I stare death and the face and see only me.
Battered, at scale, bruised in the places I hit myself. Or, perhaps, this was someone ___ else’s doing,
the way this story is someone else’s story.
How this sentence belongs to someone who is as of this reading not me, because ___ it is you.
I am not afraid of suicide, except for other people.
I have talked you off a ledge and maybe your cousin too.
I have fucked you both and said______ now isn’t life worth it then recalled
the precise warp of my pasty stomach and violent elucidation of my thighs.
Once upon a time, I could have been a statistic.
Pills were juicy, somehow, the weight more welcome than my tits.
My honkers. My jugs.
A surgeon would photograph, grope, and liken them to an old man’s. In that ____moment, I felt old. I
felt ancient, ready to croak.
I had a good mixture, a veritable salad in my palm.___ Do me a solid_______ I told ____ the pills.
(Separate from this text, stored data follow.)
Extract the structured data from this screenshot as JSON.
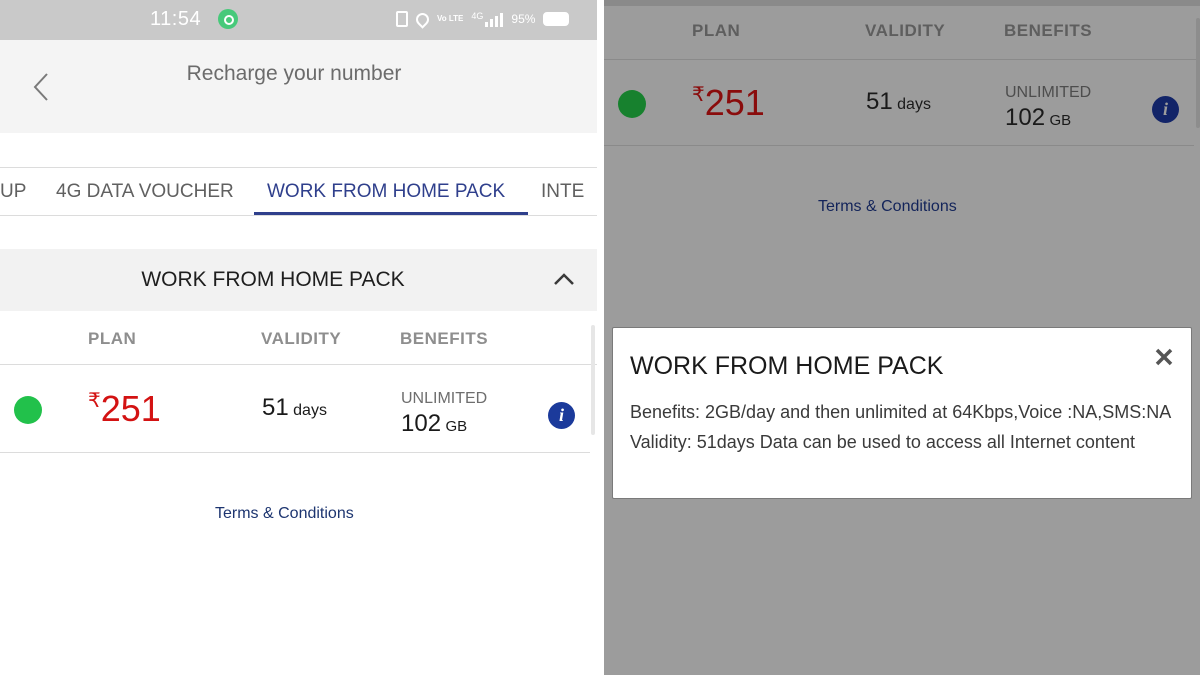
{
  "status_bar": {
    "time": "11:54",
    "volte": "Vo LTE",
    "network": "4G",
    "battery_percent": "95%",
    "icons": [
      "app-notification-icon",
      "vibrate-icon",
      "location-icon",
      "volte-icon",
      "signal-icon",
      "battery-icon"
    ]
  },
  "header": {
    "title": "Recharge your number",
    "back_icon": "back-arrow-icon"
  },
  "tabs": [
    {
      "label": "UP",
      "active": false
    },
    {
      "label": "4G DATA VOUCHER",
      "active": false
    },
    {
      "label": "WORK FROM HOME PACK",
      "active": true
    },
    {
      "label": "INTE",
      "active": false
    }
  ],
  "section": {
    "title": "WORK FROM HOME PACK",
    "toggle_icon": "chevron-up-icon"
  },
  "table": {
    "columns": [
      "PLAN",
      "VALIDITY",
      "BENEFITS"
    ],
    "row": {
      "status_color": "#22c14b",
      "currency": "₹",
      "price": "251",
      "validity_value": "51",
      "validity_unit": "days",
      "benefit_label": "UNLIMITED",
      "benefit_value": "102",
      "benefit_unit": "GB",
      "info_icon": "i"
    }
  },
  "terms_link": "Terms & Conditions",
  "modal": {
    "title": "WORK FROM HOME PACK",
    "close_icon": "close-icon",
    "body": "Benefits: 2GB/day and then unlimited at 64Kbps,Voice :NA,SMS:NA Validity: 51days Data can be used to access all Internet content"
  },
  "colors": {
    "accent": "#2f3f8c",
    "price": "#d31212",
    "active_dot": "#22c14b",
    "info": "#1b3a9b",
    "terms": "#1d3570",
    "overlay": "#9c9c9c"
  }
}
Remind whoever finds me of my pronouns.
Nex was beaten to death at sixteen.
When I was sixteen, a table of boys in study hall called Caitlyn Jenner a tranny ____while I
studiously starved myself.
These are both similar and dissimilar experiences.
I hope this letter finds you thinking of me from the times I was a different me.
I’m sure the temptation to slaughter me — or perhaps just knock me down a peg — ____is very strong.
Visceral, even. I imagine you experience it with a near uncontrollable venom, a ____ current, a rage.
All the rage you have at times attributed to men at the precipice of rape.
I’m sure it is very difficult for you to control yourself.
I’m sure your hands leak with urgency. Yes, I wreak havoc on the very being of ____you.
You, tragic witness of my brief body.
When I was seven, the ocean almost swallowed me.
I thought within the waves______ is this all the life I’ll ever live?
My grandmother pulled me up by one arm and laughed, because she was not the ____ dying one.
I turned toward her with my burning face.
Notes:
“All the rage” is borrowed from the title of Sam Sax’s 2016 chapbook, All the Rage.
“…my brief body” is borrowed from Billy-Ray Bellcourt’s 2020 essay collection, A History of My Brief Body.